Accumulating evidence indicates several diseases resulting from impaired autophagic process are age-dependent [40]. Importantly, a progressive impaired spermatogenesis has been observed in Tet1 deficiency mice with age, which is linked to reduced autophagic activity [41]. Specifically, the Tet1-/- males showed the progressive loss of germ cells and defects in meiosis with the increased age [41]. Intriguingly, here our Ct55 KO male mice similarly exhibited the accelerated infertility with increased age in the involvement of lacking the crucial role of CT55 in autophagy during spermatogenic process, showing the impairments of sperm individualization and unnecessary cytoplasm removal. Noticeably, our patients, who were 31-year-old and 33-year-old respectively (both the infertile mice and patients were at the same age), were totally sterile and presented the similar autophagic deficiency-related phenotype. Hence, CT55 maintains spermatogenesis with age, which might give useful information for the treatment of infertility related to pathological autophagic process.

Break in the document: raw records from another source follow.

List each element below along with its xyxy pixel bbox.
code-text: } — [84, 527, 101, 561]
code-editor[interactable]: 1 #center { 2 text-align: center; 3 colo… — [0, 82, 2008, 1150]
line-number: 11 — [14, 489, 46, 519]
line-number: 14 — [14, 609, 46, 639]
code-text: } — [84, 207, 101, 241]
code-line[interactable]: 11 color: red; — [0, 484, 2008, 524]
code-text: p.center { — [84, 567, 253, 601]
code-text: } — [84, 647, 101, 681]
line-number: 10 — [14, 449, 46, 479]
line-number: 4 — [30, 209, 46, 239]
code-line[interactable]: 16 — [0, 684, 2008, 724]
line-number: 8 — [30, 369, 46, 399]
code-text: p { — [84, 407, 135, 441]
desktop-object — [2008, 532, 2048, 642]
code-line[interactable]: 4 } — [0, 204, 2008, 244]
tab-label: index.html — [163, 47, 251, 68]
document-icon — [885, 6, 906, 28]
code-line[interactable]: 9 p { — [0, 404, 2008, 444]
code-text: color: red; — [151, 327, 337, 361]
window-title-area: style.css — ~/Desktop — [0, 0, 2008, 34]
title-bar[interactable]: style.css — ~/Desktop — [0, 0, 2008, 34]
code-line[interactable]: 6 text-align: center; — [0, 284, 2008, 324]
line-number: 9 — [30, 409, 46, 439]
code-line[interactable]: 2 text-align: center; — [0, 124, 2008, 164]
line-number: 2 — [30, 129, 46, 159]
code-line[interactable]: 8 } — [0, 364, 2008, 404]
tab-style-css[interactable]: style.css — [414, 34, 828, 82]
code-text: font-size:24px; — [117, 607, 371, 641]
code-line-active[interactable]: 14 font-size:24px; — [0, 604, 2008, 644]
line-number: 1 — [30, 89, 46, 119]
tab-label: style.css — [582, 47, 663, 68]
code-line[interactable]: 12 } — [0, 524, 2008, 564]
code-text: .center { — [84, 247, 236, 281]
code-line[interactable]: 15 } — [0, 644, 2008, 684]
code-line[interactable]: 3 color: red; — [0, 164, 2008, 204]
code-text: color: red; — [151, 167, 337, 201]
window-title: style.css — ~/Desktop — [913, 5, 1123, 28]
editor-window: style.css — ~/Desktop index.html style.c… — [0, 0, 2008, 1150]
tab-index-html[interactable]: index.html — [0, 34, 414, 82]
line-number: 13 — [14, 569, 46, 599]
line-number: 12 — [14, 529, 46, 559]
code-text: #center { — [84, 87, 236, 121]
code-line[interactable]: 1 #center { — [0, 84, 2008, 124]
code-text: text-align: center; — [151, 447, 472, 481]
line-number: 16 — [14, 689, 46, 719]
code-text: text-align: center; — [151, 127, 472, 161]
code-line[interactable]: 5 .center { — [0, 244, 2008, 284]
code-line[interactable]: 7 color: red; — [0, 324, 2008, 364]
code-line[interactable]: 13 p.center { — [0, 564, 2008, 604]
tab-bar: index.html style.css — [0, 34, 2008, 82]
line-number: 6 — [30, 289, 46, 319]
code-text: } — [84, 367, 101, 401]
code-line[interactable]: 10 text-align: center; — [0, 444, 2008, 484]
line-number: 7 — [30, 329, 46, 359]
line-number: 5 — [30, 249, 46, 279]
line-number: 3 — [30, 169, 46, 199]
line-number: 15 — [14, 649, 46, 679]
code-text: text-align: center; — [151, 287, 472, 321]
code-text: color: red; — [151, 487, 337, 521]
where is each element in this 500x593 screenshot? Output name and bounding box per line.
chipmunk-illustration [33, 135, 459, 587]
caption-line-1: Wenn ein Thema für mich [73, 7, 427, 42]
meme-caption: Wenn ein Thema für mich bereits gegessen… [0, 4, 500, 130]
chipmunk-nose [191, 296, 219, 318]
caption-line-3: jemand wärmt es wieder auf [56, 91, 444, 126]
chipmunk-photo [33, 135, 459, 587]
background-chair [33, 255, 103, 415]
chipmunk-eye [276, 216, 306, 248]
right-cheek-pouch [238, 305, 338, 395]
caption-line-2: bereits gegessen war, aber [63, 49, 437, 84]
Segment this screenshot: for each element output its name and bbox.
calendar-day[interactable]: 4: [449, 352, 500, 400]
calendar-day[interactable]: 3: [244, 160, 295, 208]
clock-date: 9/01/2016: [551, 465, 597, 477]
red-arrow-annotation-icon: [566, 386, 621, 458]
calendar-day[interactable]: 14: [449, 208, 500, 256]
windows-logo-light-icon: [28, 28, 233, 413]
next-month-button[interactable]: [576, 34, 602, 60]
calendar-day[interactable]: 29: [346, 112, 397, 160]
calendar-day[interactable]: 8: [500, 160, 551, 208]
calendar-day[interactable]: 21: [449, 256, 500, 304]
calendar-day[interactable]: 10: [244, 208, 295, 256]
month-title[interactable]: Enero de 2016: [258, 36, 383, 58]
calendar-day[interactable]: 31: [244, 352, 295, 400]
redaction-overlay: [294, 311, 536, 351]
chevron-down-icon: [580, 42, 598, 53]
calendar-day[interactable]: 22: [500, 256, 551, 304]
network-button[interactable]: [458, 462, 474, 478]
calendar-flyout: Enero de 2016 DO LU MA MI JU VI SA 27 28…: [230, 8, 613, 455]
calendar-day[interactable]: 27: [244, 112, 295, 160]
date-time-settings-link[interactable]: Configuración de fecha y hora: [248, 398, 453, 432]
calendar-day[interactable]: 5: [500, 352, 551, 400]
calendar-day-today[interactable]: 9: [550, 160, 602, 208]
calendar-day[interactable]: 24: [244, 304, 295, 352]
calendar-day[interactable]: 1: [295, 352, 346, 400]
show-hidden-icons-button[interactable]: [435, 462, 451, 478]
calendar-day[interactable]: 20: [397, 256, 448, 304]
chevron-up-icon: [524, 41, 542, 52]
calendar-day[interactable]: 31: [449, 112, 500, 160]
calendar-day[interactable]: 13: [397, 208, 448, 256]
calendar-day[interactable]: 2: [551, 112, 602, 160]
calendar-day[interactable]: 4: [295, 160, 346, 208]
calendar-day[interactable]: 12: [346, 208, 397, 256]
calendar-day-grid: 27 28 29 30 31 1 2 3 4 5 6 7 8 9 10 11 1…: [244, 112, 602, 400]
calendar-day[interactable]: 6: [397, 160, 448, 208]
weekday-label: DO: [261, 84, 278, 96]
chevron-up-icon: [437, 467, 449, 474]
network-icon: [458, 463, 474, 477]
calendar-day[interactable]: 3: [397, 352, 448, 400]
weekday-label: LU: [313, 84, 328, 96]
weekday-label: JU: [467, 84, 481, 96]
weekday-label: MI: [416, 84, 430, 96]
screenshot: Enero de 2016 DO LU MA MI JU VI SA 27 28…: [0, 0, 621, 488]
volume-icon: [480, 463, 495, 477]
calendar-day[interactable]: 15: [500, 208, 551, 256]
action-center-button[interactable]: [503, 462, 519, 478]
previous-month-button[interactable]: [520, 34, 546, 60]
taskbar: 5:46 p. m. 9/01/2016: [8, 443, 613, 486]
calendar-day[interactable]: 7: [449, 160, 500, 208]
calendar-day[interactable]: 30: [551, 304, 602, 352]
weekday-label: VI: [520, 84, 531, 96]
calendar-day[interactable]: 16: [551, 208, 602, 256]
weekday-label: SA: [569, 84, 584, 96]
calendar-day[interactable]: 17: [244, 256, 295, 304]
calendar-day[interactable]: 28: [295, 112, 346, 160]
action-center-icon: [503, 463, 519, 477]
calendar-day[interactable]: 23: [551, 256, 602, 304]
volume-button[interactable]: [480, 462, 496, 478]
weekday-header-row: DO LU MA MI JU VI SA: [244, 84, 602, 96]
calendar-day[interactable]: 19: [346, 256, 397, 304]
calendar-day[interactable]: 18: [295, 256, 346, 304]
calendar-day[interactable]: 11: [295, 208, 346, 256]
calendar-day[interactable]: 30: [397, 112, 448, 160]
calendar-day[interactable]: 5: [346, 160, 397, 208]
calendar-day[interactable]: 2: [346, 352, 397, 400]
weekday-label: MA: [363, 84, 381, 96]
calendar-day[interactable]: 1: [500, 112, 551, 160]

In conclusion, based on our findings, CT55 is first identified as a novel autophagy regulator involved in spermatogenesis. Loss of CT55 impairs fertility in humans and mice, uncovering CT55 as a new CTA gene essential for the reproductive process. It is worthwhile to screen this gene in individuals with infertility. Autophagy is critical for both tumor progression and spermatogenesis. Although previous studies have implicated CT55 in cancer, its roles and the underlying mechanism are poorly understood. Therefore, our findings on CT55 in spermatogenesis via regulating autophagic activity could provide new insights into understanding its potential role in tumorigenesis. Further studies are also required to explore the importance of CT55 in the regulation of mammalian autophagy in other physiological and pathological processes.